La permanence et l’impermanence m’intéressent beaucoup. Le rouge, dans mon travail, fait référence au sang menstruel et au sang veineux. Le sang porte en lui la duplicité de la génération et de la violence, l’énergie vitale mais aussi le pouvoir destructeur. Je réponds à cette ambivalence par une ontologie relationnelle. Mais nous ne devons pas nier l’impact du pouvoir de la vie. Le rouge a toujours eu cette ambivalence, aussi bien dans l’accompagnement des morts que dans les moments de joie, comme dans la culture chinoise. J’ai travaillé avec des pigments, directement sur le film, le rubia tinctorum qui est une racine et possède des composants cellulaires et un aspect organique, et de l’ocre rouge ou hématite récoltée près de Padoue où j’habite.

Il y a certainement un aspect pictural dans ce remaniement du film avec d’autres matières et pigments.

Oui, et cela s’inscrit aussi dans une thématique écologique. Je suis très attaché au cinéma à cause de la chaleur qu’il peut transmettre et parce qu’il traque la lumière, mais le cinéma implique l’utilisation de produits chimiques. Le numérique n’est pas non plus respectueux de l’environnement commerce équitable, aussi parce qu’il est lié à la surproduction. Je recherche l’intimité avec le film, mais je tourne autant que nécessaire puis peins le support.

Elle s’est formée au Centre Expérimental.

J’ai une éducation composite, j’ai étudié les sciences politiques et la philosophie, puis la photographie, déjà enfant, je me suis développée avec mon père. Puis au CSC avec Giuseppe Rotunno et Beppe Lanci qui entretenaient une relation forte avec le film. Ma tante faisait de la chorégraphie, donc j’étais aussi impliquée dans le monde de la danse.

Qu’est-ce que le cinéma pour vous ?

J’aime le cinéma comme aventure et comme chemin de recherche. Il serait plus facile de s’installer dans des formats et des conventions. Mais j’ai toujours mélangé le cinéma, le documentaire, les arts. Au Fresnoy, où j’ai étudié, j’ai interagi avec des artistes venus du monde entier, notamment des USA et du Canada où le cinéma expérimental est fort et où l’on travaille directement sur pellicule.

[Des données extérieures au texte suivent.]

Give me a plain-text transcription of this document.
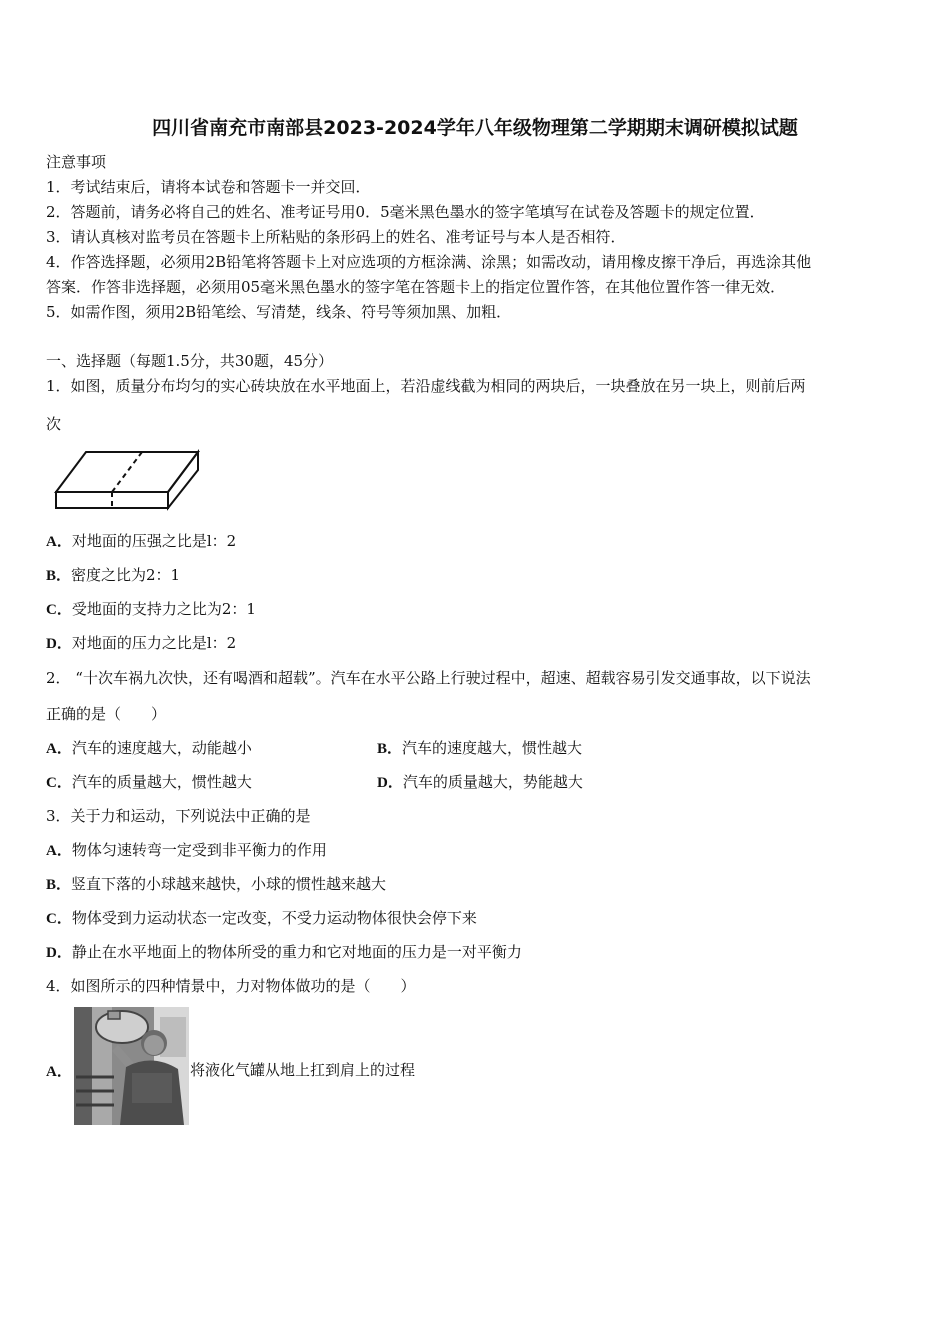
四川省南充市南部县2023-2024学年八年级物理第二学期期末调研模拟试题
注意事项
1．考试结束后，请将本试卷和答题卡一并交回．
2．答题前，请务必将自己的姓名、准考证号用0．5毫米黑色墨水的签字笔填写在试卷及答题卡的规定位置．
3．请认真核对监考员在答题卡上所粘贴的条形码上的姓名、准考证号与本人是否相符．
4．作答选择题，必须用2B铅笔将答题卡上对应选项的方框涂满、涂黑；如需改动，请用橡皮擦干净后，再选涂其他
答案．作答非选择题，必须用05毫米黑色墨水的签字笔在答题卡上的指定位置作答，在其他位置作答一律无效．
5．如需作图，须用2B铅笔绘、写清楚，线条、符号等须加黑、加粗．
一、选择题（每题1.5分，共30题，45分）
1．如图，质量分布均匀的实心砖块放在水平地面上，若沿虚线截为相同的两块后，一块叠放在另一块上，则前后两
次
A．对地面的压强之比是l：2
B．密度之比为2：1
C．受地面的支持力之比为2：1
D．对地面的压力之比是l：2
2． “十次车祸九次快，还有喝酒和超载”。汽车在水平公路上行驶过程中，超速、超载容易引发交通事故，以下说法
正确的是（　　）
A．汽车的速度越大，动能越小	B．汽车的速度越大，惯性越大
C．汽车的质量越大，惯性越大	D．汽车的质量越大，势能越大
3．关于力和运动，下列说法中正确的是
A．物体匀速转弯一定受到非平衡力的作用
B．竖直下落的小球越来越快，小球的惯性越来越大
C．物体受到力运动状态一定改变，不受力运动物体很快会停下来
D．静止在水平地面上的物体所受的重力和它对地面的压力是一对平衡力
4．如图所示的四种情景中，力对物体做功的是（　　）
A．	将液化气罐从地上扛到肩上的过程
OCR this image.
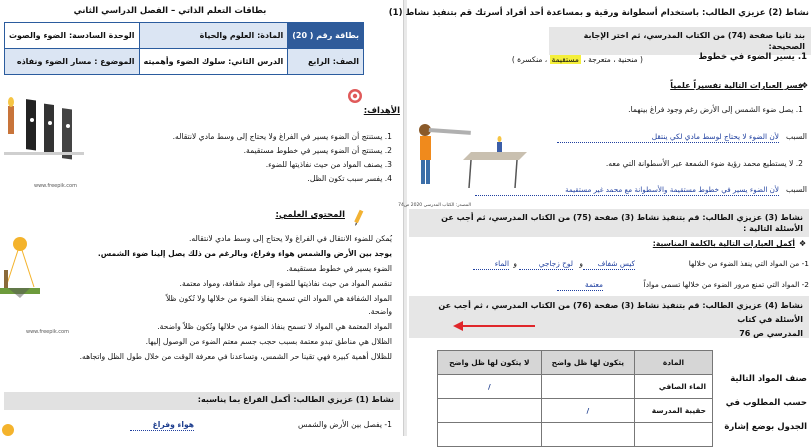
بطاقات التعلم الذاتي – الفصل الدراسي الثاني
بطاقة رقم ( 20)	المادة: العلوم والحياة	الوحدة السادسة: الضوء والصوت
الصف: الرابع	الدرس الثاني: سلوك الضوء وأهميته	الموضوع : مسار الضوء ونفاذه
الأهداف:
www.freepik.com
1. يستنتج أن الضوء يسير في الفراغ ولا يحتاج إلى وسط مادي لانتقاله.
2. يستنتج أن الضوء يسير في خطوط مستقيمة.
3. يصنف المواد من حيث نفاذيتها للضوء.
4. يفسر سبب تكون الظل.
المحتوى العلمي:
www.freepik.com
يُمكن للضوء الانتقال في الفراغ ولا يحتاج إلى وسط مادي لانتقاله.
يوجد بين الأرض والشمس هواء وفراغ، وبالرغم من ذلك يصل إلينا ضوء الشمس.
الضوء يسير في خطوط مستقيمة.
تنقسم المواد من حيث نفاذيتها للضوء إلى مواد شفافة، ومواد معتمة.
المواد الشفافة هي المواد التي تسمح بنفاذ الضوء من خلالها ولا تُكون ظلاً
واضحة.
المواد المعتمة هي المواد لا تسمح بنفاذ الضوء من خلالها وتُكون ظلاً واضحة.
الظلال هي مناطق تبدو معتمة بسبب حجب جسم معتم الضوء من الوصول إليها.
للظلال أهمية كبيرة فهي تقينا حر الشمس، وتساعدنا في معرفة الوقت من خلال طول الظل واتجاهه.
نشاط (1) عزيزي الطالب: أكمل الفراغ بما يناسبه:
1- يفصل بين الأرض والشمس
هواء وفراغ
نشاط (2) عزيزي الطالب: باستخدام أسطوانة ورقية و بمساعدة أحد أفراد أسرتك قم بتنفيذ نشاط (1)
بند ثانيا صفحة (74) من الكتاب المدرسي، ثم اختر الإجابة الصحيحة:
1. يسير الضوء في خطوط
( منحنية ، متعرجة ، مستقيمة ، منكسرة )
فسر العبارات التالية تفسيراً علمياً
❖
1. يصل ضوء الشمس إلى الأرض رغم وجود فراغ بينهما.
السبب
لأن الضوء لا يحتاج لوسط مادي لكي ينتقل
2. لا يستطيع محمد رؤية ضوء الشمعة عبر الأسطوانة التي معه.
السبب
لأن الضوء يسير في خطوط مستقيمة والأسطوانة مع محمد غير مستقيمة
المصدر: الكتاب المدرسي 2020 ص74
نشاط (3) عزيزي الطالب: قم بتنفيذ نشاط (3) صفحة (75) من الكتاب المدرسي، ثم أجب عن الأسئلة التالية :
أكمل العبارات التالية بالكلمة المناسبة: ❖
1- من المواد التي ينفذ الضوء من خلالها
كيس شفاف
و
لوح زجاجي
و
الماء
2- المواد التي تمنع مرور الضوء من خلالها تسمى مواداً
معتمة
نشاط (4) عزيزي الطالب: قم بتنفيذ نشاط (3) صفحة (76) من الكتاب المدرسي ، ثم أجب عن الأسئلة في كتاب
المدرسي ص 76
المادة	يتكون لها ظل واضح	لا يتكون لها ظل واضح
الماء الصافي		/
حقيبة المدرسة	/	

صنف المواد التالية
حسب المطلوب في
الجدول بوضع إشارة
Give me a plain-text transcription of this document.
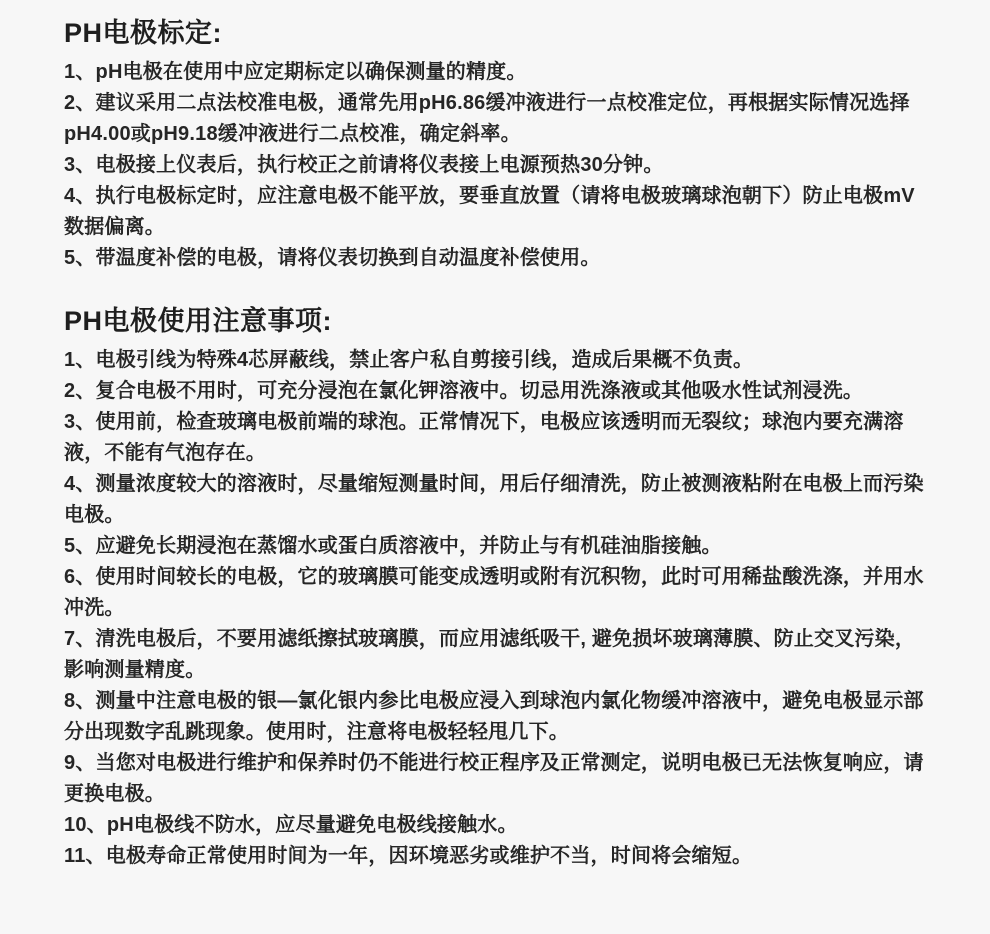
PH电极标定:

1、pH电极在使用中应定期标定以确保测量的精度。

2、建议采用二点法校准电极，通常先用pH6.86缓冲液进行一点校准定位，再根据实际情况选择pH4.00或pH9.18缓冲液进行二点校准，确定斜率。

3、电极接上仪表后，执行校正之前请将仪表接上电源预热30分钟。

4、执行电极标定时，应注意电极不能平放，要垂直放置（请将电极玻璃球泡朝下）防止电极mV数据偏离。

5、带温度补偿的电极，请将仪表切换到自动温度补偿使用。

PH电极使用注意事项:

1、电极引线为特殊4芯屏蔽线，禁止客户私自剪接引线，造成后果概不负责。

2、复合电极不用时，可充分浸泡在氯化钾溶液中。切忌用洗涤液或其他吸水性试剂浸洗。

3、使用前，检查玻璃电极前端的球泡。正常情况下，电极应该透明而无裂纹；球泡内要充满溶液，不能有气泡存在。

4、测量浓度较大的溶液时，尽量缩短测量时间，用后仔细清洗，防止被测液粘附在电极上而污染电极。

5、应避免长期浸泡在蒸馏水或蛋白质溶液中，并防止与有机硅油脂接触。

6、使用时间较长的电极，它的玻璃膜可能变成透明或附有沉积物，此时可用稀盐酸洗涤，并用水冲洗。

7、清洗电极后，不要用滤纸擦拭玻璃膜，而应用滤纸吸干, 避免损坏玻璃薄膜、防止交叉污染，影响测量精度。

8、测量中注意电极的银—氯化银内参比电极应浸入到球泡内氯化物缓冲溶液中，避免电极显示部分出现数字乱跳现象。使用时，注意将电极轻轻甩几下。

9、当您对电极进行维护和保养时仍不能进行校正程序及正常测定，说明电极已无法恢复响应，请更换电极。

10、pH电极线不防水，应尽量避免电极线接触水。

11、电极寿命正常使用时间为一年，因环境恶劣或维护不当，时间将会缩短。
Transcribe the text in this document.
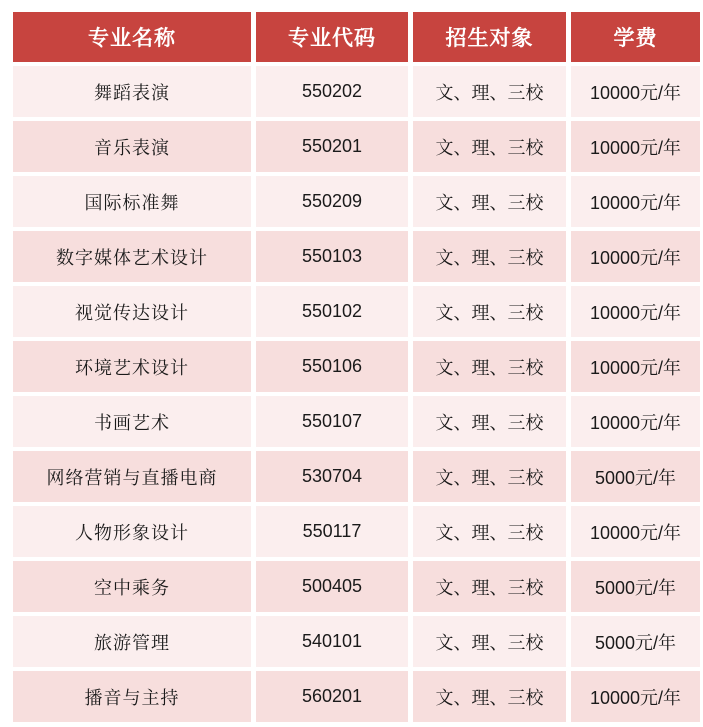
专业名称	专业代码	招生对象	学费
舞蹈表演	550202	文、理、三校	10000元/年
音乐表演	550201	文、理、三校	10000元/年
国际标准舞	550209	文、理、三校	10000元/年
数字媒体艺术设计	550103	文、理、三校	10000元/年
视觉传达设计	550102	文、理、三校	10000元/年
环境艺术设计	550106	文、理、三校	10000元/年
书画艺术	550107	文、理、三校	10000元/年
网络营销与直播电商	530704	文、理、三校	5000元/年
人物形象设计	550117	文、理、三校	10000元/年
空中乘务	500405	文、理、三校	5000元/年
旅游管理	540101	文、理、三校	5000元/年
播音与主持	560201	文、理、三校	10000元/年
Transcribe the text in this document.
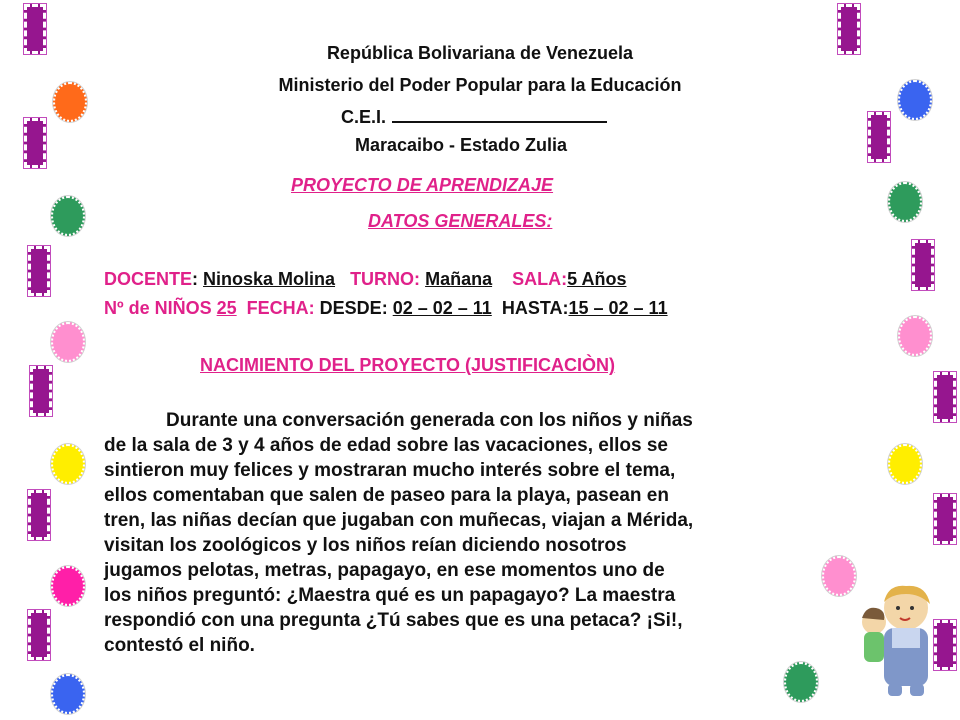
República Bolivariana de Venezuela
Ministerio del Poder Popular para la Educación
C.E.I.
Maracaibo - Estado Zulia
PROYECTO DE APRENDIZAJE
DATOS GENERALES:
DOCENTE: Ninoska Molina TURNO: Mañana SALA:5 Años
Nº de NIÑOS 25 FECHA: DESDE: 02 – 02 – 11 HASTA:15 – 02 – 11
NACIMIENTO DEL PROYECTO (JUSTIFICACIÒN)
Durante una conversación generada con los niños y niñas
de la sala de 3 y 4 años de edad sobre las vacaciones, ellos se
sintieron muy felices y mostraran mucho interés sobre el tema,
ellos comentaban que salen de paseo para la playa, pasean en
tren, las niñas decían que jugaban con muñecas, viajan a Mérida,
visitan los zoológicos y los niños reían diciendo nosotros
jugamos pelotas, metras, papagayo, en ese momentos uno de
los niños preguntó: ¿Maestra qué es un papagayo? La maestra
respondió con una pregunta ¿Tú sabes que es una petaca? ¡Si!,
contestó el niño.
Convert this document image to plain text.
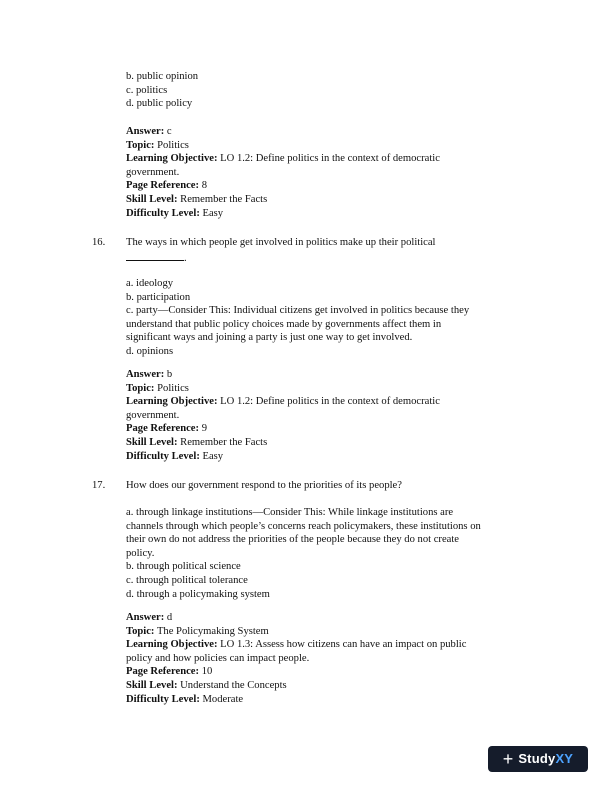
b. public opinion
c. politics
d. public policy
Answer: c
Topic: Politics
Learning Objective: LO 1.2: Define politics in the context of democratic
government.
Page Reference: 8
Skill Level: Remember the Facts
Difficulty Level: Easy
16. The ways in which people get involved in politics make up their political
.
a. ideology
b. participation
c. party—Consider This: Individual citizens get involved in politics because they
understand that public policy choices made by governments affect them in
significant ways and joining a party is just one way to get involved.
d. opinions
Answer: b
Topic: Politics
Learning Objective: LO 1.2: Define politics in the context of democratic
government.
Page Reference: 9
Skill Level: Remember the Facts
Difficulty Level: Easy
17. How does our government respond to the priorities of its people?
a. through linkage institutions—Consider This: While linkage institutions are
channels through which people’s concerns reach policymakers, these institutions on
their own do not address the priorities of the people because they do not create
policy.
b. through political science
c. through political tolerance
d. through a policymaking system
Answer: d
Topic: The Policymaking System
Learning Objective: LO 1.3: Assess how citizens can have an impact on public
policy and how policies can impact people.
Page Reference: 10
Skill Level: Understand the Concepts
Difficulty Level: Moderate
+ StudyXY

Vous avez un nouveau projet ?

Oui, je suis en train de collecter du matériel. J’ai le soutien de l’Institut Harun Farocki, basé à Berlin.

Elle est productrice, réalisatrice, photographe, monteuse de vos films. En particulier, comment travailler de manière productive ?

C’est comme être un écrivain. Vous voyez l’idée, procédez par des moyens sobres. C’est un choix d’indépendance.